Whirligig beetles (Gyrinidae) are a family of aquatic insects capable of diving and flying but spending most of their time on the water surface, half emerged. These beetles inhabit fresh and salty waters. Their name comes from their habit to change swimming directions very quickly and to move in circular patterns. Another remarkable feature of these beetles is the split structure of their compound eyes, which are divided into the overwater and underwater parts actually forming two independent eyes on each side of the head (Fig. 1)1,2. Such eye organization is an adaptation to the beetles' way of life, allowing the insects to observe objects both under water and above the surface. This adaptation is explainable for an animal occupying an ecological niche between two biotopes and needing to be equipped with a capacity of facing both of them. Similar evolutionary adaptations can be found in vertebrates like a fish species Anableps anableps which also possesses a pair of eyes split into the overwater and underwater halves3. However, optical properties of the air and the water are different, so one could expect a difference in the overwater and underwater eye anatomy in whirligig beetles. Although recent studies have revealed a peculiar way of organization of the visual brain centers in Gyrinidae to accommodate the split eye vision of these insects4, the overall morphology and organization of the two eye portions is remarkably similar5,6. This suggests that finer aspects of the over- and under-water eyes of whirligig beetles, escaping previous analyses, may be present to accommodate the different optical requirements.

Figure 1
figure 1

The split eyes of the whirligig beetle Gyrinus sp. (a), (b), Top (a) and bottom (b) view of the head of Gyrinus sp. under a light microscope shows the overwater and the underwater eyes, respectively. (c), 3D-reconstruction of a lateral view of a Gyrinus beetle head taken by a fluorescent microscope; the overwater part is left and the underwater part is right.

Full size image

It is known that compound eyes of many insects harbor diverse nanostructures on the lens surface. Such nanostructures have been examined by means of electron and atomic force microscopy (AFM) in moths and butterflies7,8,9,10 and our recent work describes the organization of nipple-formed nanostructures on the surface of the Drosophila eye11. Proposed functions of such insect nanostructures are anti-reflective, dirt-removing/self-cleaning and hydrophobic/anti-wetting and have inspired numerous industrial applications9,12,13,14,15,16,17,18. While the corneal nanocoating of many Lepidopteran and Dipteran insects is represented by pseudo-regular packaging of nipples7,8,9,10,11, corneal surface of Coleoptera (the beetles) can be smooth or covered with irregular reticulations8,19,20,21.
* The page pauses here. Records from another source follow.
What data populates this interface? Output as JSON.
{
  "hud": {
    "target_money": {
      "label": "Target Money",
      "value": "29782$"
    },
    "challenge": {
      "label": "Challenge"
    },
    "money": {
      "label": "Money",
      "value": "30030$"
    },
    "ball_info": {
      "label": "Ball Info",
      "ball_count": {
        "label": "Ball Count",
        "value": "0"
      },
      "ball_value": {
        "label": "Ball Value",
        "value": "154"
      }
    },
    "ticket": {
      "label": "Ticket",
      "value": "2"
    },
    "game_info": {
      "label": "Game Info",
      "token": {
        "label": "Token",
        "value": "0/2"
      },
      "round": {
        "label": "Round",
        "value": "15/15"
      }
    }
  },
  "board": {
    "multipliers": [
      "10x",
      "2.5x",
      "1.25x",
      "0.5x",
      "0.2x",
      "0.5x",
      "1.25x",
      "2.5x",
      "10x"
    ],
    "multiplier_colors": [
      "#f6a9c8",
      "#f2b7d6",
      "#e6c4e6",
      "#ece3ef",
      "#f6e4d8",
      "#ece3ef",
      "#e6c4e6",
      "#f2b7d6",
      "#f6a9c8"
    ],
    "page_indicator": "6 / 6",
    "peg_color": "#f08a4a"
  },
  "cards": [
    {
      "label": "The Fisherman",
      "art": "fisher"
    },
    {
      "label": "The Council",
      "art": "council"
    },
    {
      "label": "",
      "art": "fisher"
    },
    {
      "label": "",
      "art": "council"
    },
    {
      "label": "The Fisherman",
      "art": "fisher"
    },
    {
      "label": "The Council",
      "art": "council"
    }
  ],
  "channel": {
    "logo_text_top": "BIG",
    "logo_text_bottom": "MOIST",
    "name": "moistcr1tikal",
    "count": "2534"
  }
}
Given the different environments – air vs. water – the two eye halves of the Gyrinidae beetles face, we suspected that their corneae may be armored with different surface nanostructures, fulfilling different requirements for e.g. the anti-wetting and anti-reflective functions. Here we analyze for the first time the nanostructures of whirligig corneae and discover the novel maze-like nanocoating of the overwater whirligig eyes, while the underwater eye corneae are smooth. We further show that these nanostructures provide no anti-wetting, but the anti-reflective function. As the morphology of the two eye halves is very similar5,6, our studies provide the first example when the anti-reflective properties of nanocoated surface are compared with the ‘natural control’ – structure-less corneae of the underwater eye. The new anti-reflective maze-like nanostructures we describe may inspire future industrial applications.

Results

To analyze the morphology of the whirligig eye surfaces, we chose beetles belonging to two different genera of the Gyrinidae family, namely Gyrinus and Orectochilus. These beetles are common inhabitants of lakes, ponds and small rivers in Middle Russia. First, light and fluorescent microscopy images of the beetles' heads were made (Fig. 1); then the microstructure of the eyes was analyzed by means of AFM, depicting the ommatidial structure of the beetles' eyes (Fig. 2a, b). AFM inspection of individual lenses showed that the lens surface of the underwater eyes did not carry any nanoscale structures, but a structured surface could be observed on ommatidia of the overwater eyes (Fig. 2c, d).

Figure 2
figure 2

Corneal surfaces of the overwater and the underwater eyes of Gyrinus sp. (a), (b), The overwater (a) and the underwater (b) eye microstructure of Gyrinus sp. seen by AFM depicts the ommatidial arrangements. (c), (d), 3D-images of corneal nanostructure of a single ommatidial lens of the overwater (c) and underwater (d) eyes of Gyrinus sp seen by AFM; a nanostructural coating can be detected on cornea of the overwater eye while the underwater eye cornea is smooth.

Full size image

Higher-resolution AFM analysis confirmed a smooth surface of the underwater eyes' corneae, except for chaotic scratches resulting from random mechanical damage; instead, complex maze-like nanostructures with the height of 20–30 nm were seen on the corneal surface of the overwater eyes (Fig. 3a–f). These images, taken with magnification of tens of micrometers to tens of nanometers, showed a clear difference in the corneal nanocoating of the overwater and underwater eyes of the Gyrinus beetles.

Figure 3
figure 3

The overwater and the underwater eyes of whirligig beetles display different corneal nanocoating.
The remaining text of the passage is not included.